A Myth About Property & Casualty Insurance Companies
Whenever
there is a natural disaster or catastrophic event insurance companies become
the target of angry people who believe the institutions are evil conglomerates
amassing large fortunes as the expense of the premium paying policyholder. The truth is far different.
In
the interest of full disclosure, I admit I’ve worked in the insurance industry
for 30 years for several carriers. It has been my good fortune to work for
companies that believe in customer service, fair and equitable claims handling,
and doing the right thing. Most people
would find it difficult to believe that many companies do not make much of a
profit on underwriting. And since interest rates have plunged there is little
to be made from investments. A typical
expense ratio for a property and casualty insurer is around 30% - that equates to 30 cents of every dollar in
premium taken in is spent on infrastructure, salaries, office rents, postage,
computer systems, etc. In 2011 the industry
overall paid losses or claims amounting to 60% for commercial business or 60
cents for every dollar of premium. For personal lines homeowners, personal auto
and valuable articles the industry paid approximately 70% or 70 cents for every
dollar of premium. When combined with the expenses, that means on average
insurance companies earned 0 to 10 cents per dollar of premium.
Most
insurance claims personnel are fair and honest people who have a tough job.

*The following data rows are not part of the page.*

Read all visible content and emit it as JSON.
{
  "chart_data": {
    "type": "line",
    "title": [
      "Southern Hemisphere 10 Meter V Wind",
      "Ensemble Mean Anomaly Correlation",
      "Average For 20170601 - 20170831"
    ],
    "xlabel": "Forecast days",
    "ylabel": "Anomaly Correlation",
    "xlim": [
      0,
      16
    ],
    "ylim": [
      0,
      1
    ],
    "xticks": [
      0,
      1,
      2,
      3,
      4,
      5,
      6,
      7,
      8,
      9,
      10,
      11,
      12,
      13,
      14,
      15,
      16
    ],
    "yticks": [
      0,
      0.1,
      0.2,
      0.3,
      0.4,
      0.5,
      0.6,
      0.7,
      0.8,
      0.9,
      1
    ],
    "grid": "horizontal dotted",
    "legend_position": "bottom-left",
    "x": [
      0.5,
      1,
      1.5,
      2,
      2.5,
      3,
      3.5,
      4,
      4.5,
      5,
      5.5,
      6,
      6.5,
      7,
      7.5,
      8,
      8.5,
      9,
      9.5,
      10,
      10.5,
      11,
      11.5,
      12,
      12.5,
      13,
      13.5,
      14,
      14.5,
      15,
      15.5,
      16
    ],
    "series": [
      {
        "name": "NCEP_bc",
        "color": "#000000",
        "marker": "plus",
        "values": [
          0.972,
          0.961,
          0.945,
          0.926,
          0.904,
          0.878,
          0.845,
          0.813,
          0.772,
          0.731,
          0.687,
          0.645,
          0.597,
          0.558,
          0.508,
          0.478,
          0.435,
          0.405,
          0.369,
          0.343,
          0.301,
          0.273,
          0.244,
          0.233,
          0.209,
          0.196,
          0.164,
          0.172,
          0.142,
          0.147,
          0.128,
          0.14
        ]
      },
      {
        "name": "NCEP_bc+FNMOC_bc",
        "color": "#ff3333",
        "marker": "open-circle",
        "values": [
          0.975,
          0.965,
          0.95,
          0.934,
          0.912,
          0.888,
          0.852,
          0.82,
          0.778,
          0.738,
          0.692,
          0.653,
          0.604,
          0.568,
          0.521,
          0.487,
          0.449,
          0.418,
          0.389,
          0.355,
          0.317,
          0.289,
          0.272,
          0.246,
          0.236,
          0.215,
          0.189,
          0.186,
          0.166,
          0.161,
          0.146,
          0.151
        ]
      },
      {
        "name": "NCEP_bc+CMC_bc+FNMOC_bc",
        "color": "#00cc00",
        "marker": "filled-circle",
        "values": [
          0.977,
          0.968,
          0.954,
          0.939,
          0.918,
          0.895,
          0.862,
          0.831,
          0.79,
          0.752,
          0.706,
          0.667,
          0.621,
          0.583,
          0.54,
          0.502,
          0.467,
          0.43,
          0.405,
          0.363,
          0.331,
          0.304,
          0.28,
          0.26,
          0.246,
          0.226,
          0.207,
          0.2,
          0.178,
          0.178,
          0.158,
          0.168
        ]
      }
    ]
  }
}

When people have auto accidents or storm damage they are frustrated and
stressed before they even report a claim. Most people have never read their
policies and don’t know what is covered and what isn’t. They are often
surprised and angry to find out after a loss that something they assumed was
covered isn’t.
Most
property or homeowner policies do not cover flood damage, war, nuclear damage,
power failure, back up of sewers or drains, earthquakes, volcanic eruptions, or
damage caused by vermin. Property
insurance was originally intended to cover fire damage only with the first
insurance policies being written after the great London fire. It gradually
expanded to cover wind, lightning, vandalism, theft, and water damage resulting
from the sudden accidental failure of an appliance or plumbing. Different policies by different insurers
offer various levels of coverage. But
even the broadest All Risk policies have exclusions.
The
best advice I can offer is to encourage you to read you policy before an
adverse event. Ask your agent to go through the policy with you. Most of us buy
our insurance policies based on the rates or cost rather than the coverage
offered. Consider a policy with broader coverage but a higher deductible. Do your research. You often get what you pay
for.
After
a storm like Sandy, most property and casualty companies are prepared with
catastrophe teams to go to the site of devastation and work long hours to help
their policyholders. After Katrina they lived in trailers for weeks far from
home, fell off roofs, were bitten by snakes, wrote checks, listened while
people cried, stood stoic while be screamed at by unhappy people, empathized,
and helped people start over. It will be the same now after Sandy.